18 de jun. de 2012

"visão amarela"

essa biografia é simplesmente fabulosa porque é exaustiva, detalhada, muito bem construída, só sobre a vida do van gogh. não discute a infinidade de temas, problemas, dúvidas, estudos e questões que se multiplicam em torno dele. pega seu barquinho e toca em frente.

a parte das notas, referências, remissões, tudo isso, o lado mais acadêmico, digamos assim, ficou todo online, como comentei aqui.


então, agora é um comentário só meu, sobre uma questão que nem é citada no livro e é a seguinte: uma das hipóteses muito discutidas sobre van gogh diz respeito ao uso da digitális. um de seus efeitos, quando usada em excesso, é a xantopsia, um distúrbio da visão que faz enxergar as coisas em amarelo. como há quem diga que a digitális era usada para tratar epilepsia, a chamada "fase amarela" de van gogh teria sido, na verdade, resultante de um abuso de digitális no tratamento de sua doença.
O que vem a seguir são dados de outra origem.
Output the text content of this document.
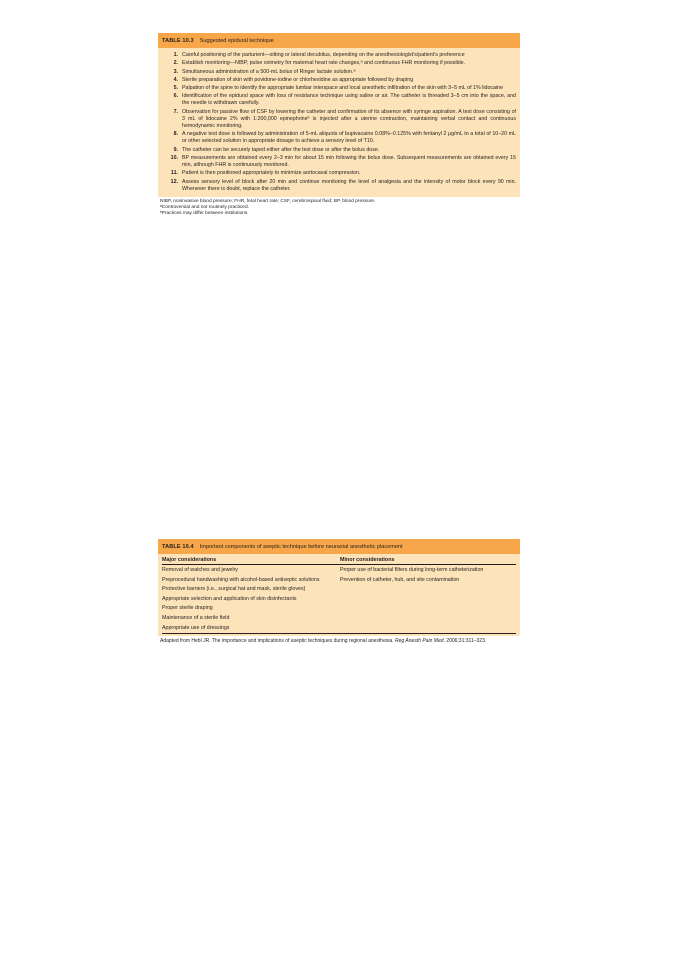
TABLE 10.3 Suggested epidural technique
1. Careful positioning of the parturient—sitting or lateral decubitus, depending on the anesthesiologist's/patient's preference
2. Establish monitoring—NIBP, pulse oximetry for maternal heart rate changes,ᵃ and continuous FHR monitoring if possible.
3. Simultaneous administration of a 500-mL bolus of Ringer lactate solution.ᵃ
4. Sterile preparation of skin with povidone-iodine or chlorhexidine as appropriate followed by draping
5. Palpation of the spine to identify the appropriate lumbar interspace and local anesthetic infiltration of the skin with 3–5 mL of 1% lidocaine
6. Identification of the epidural space with loss of resistance technique using saline or air. The catheter is threaded 3–5 cm into the space, and the needle is withdrawn carefully.
7. Observation for passive flow of CSF by lowering the catheter and confirmation of its absence with syringe aspiration. A test dose consisting of 3 mL of lidocaine 2% with 1:200,000 epinephrineᵇ is injected after a uterine contraction, maintaining verbal contact and continuous hemodynamic monitoring.
8. A negative test dose is followed by administration of 5-mL aliquots of bupivacaine 0.08%–0.125% with fentanyl 2 μg/mL to a total of 10–20 mL or other selected solution in appropriate dosage to achieve a sensory level of T10.
9. The catheter can be securely taped either after the test dose or after the bolus dose.
10. BP measurements are obtained every 2–3 min for about 15 min following the bolus dose. Subsequent measurements are obtained every 15 min, although FHR is continuously monitored.
11. Patient is then positioned appropriately to minimize aortocaval compression.
12. Assess sensory level of block after 20 min and continue monitoring the level of analgesia and the intensity of motor block every 90 min. Whenever there is doubt, replace the catheter.
NIBP, noninvasive blood pressure; FHR, fetal heart rate; CSF, cerebrospinal fluid; BP, blood pressure.
ᵃControversial and not routinely practiced.
ᵇPractices may differ between institutions.
TABLE 10.4 Important components of aseptic technique before neuraxial anesthetic placement
Major considerations	Minor considerations
Removal of watches and jewelry	Proper use of bacterial filters during long-term catheterization
Preprocedural handwashing with alcohol-based antiseptic solutions	Prevention of catheter, hub, and site contamination
Protective barriers (i.e., surgical hat and mask, sterile gloves)
Appropriate selection and application of skin disinfectants
Proper sterile draping
Maintenance of a sterile field
Appropriate use of dressings
Adapted from Hebl JR. The importance and implications of aseptic techniques during regional anesthesia. Reg Anesth Pain Med. 2006;31:311–323.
bom, quem sou eu para dizer qualquer coisa, mas, pelo que vejo nesta biografia que estou traduzindo, algumas coisas são dados de fato:

- a dita fase amarela: teria sido em arles, "sob o sol do midi", desde o começo de 1888, com a casa amarela, os girassóis amarelos etc., antes da mutilação da orelha que o levou ao hospital da cidade (dezembro).
- foi no hospital, lá pela segunda ou terceira internação, já em 1889, que dr. rey aventou a hipótese de uma epilepsia não convulsiva (i. é, cerebral ou do lobo temporal, como dizem hoje), mas não lhe foi ministrado nenhum remédio à base de digitális (que é um estimulante). pelo contrário, ele tomava tranquilizantes, a saber, brometo.
- além disso, nas referências que encontrei, dizem que se usava a digitális para epilepsia convulsiva, não epilepsia latente ou cerebral (que, na verdade, nem era ainda reconhecida amplamente pela comunidade médica).
- somente quando van gogh vai para saint-paul em maio de 1889 é que o diretor do hospício ratifica o diagnóstico de epilepsia cerebral sugerido por dr. rey, mas não lhe foi ministrado nenhum remédio à base de digitális, que, repito, era mais usualmente empregado como tônico para acelerar a pulsação cardíaca.
- quando ele sai de lá e vai para auvers, em maio de 1890, é que conhece dr. gachet, que usava homeopatia e fitoterapia, e pinta um retrato dele com dois ramos de digitális (o quadro está aqui). dr. gachet discordava do diagnóstico de epilepsia e declarou que vincent estava com a saúde cem por cento. ademais, gachet usava a digitális para combater depressão, não epilepsia. não consta que ele tenha ministrado medicamentos à base de digitális para vincent. 


então, cá raciocinando com meus botões, fico achando bastante furada essa história de que seus sóis, campos, girassóis etc. fossem tão amarelos porque ele estivesse com xantopsia decorrente do abuso da tal dedaleira, pois as datas simplesmente não batem (para nem falar da adequação medicamentosa). mas, mesmo que tivesse tomado digitális, teria sido em doses homeopáticas, nos dois últimos meses de vida: ou seja, anos depois da dita fase amarela, e nem daria tempo para se entupir a ponto de desenvolver "visão amarela".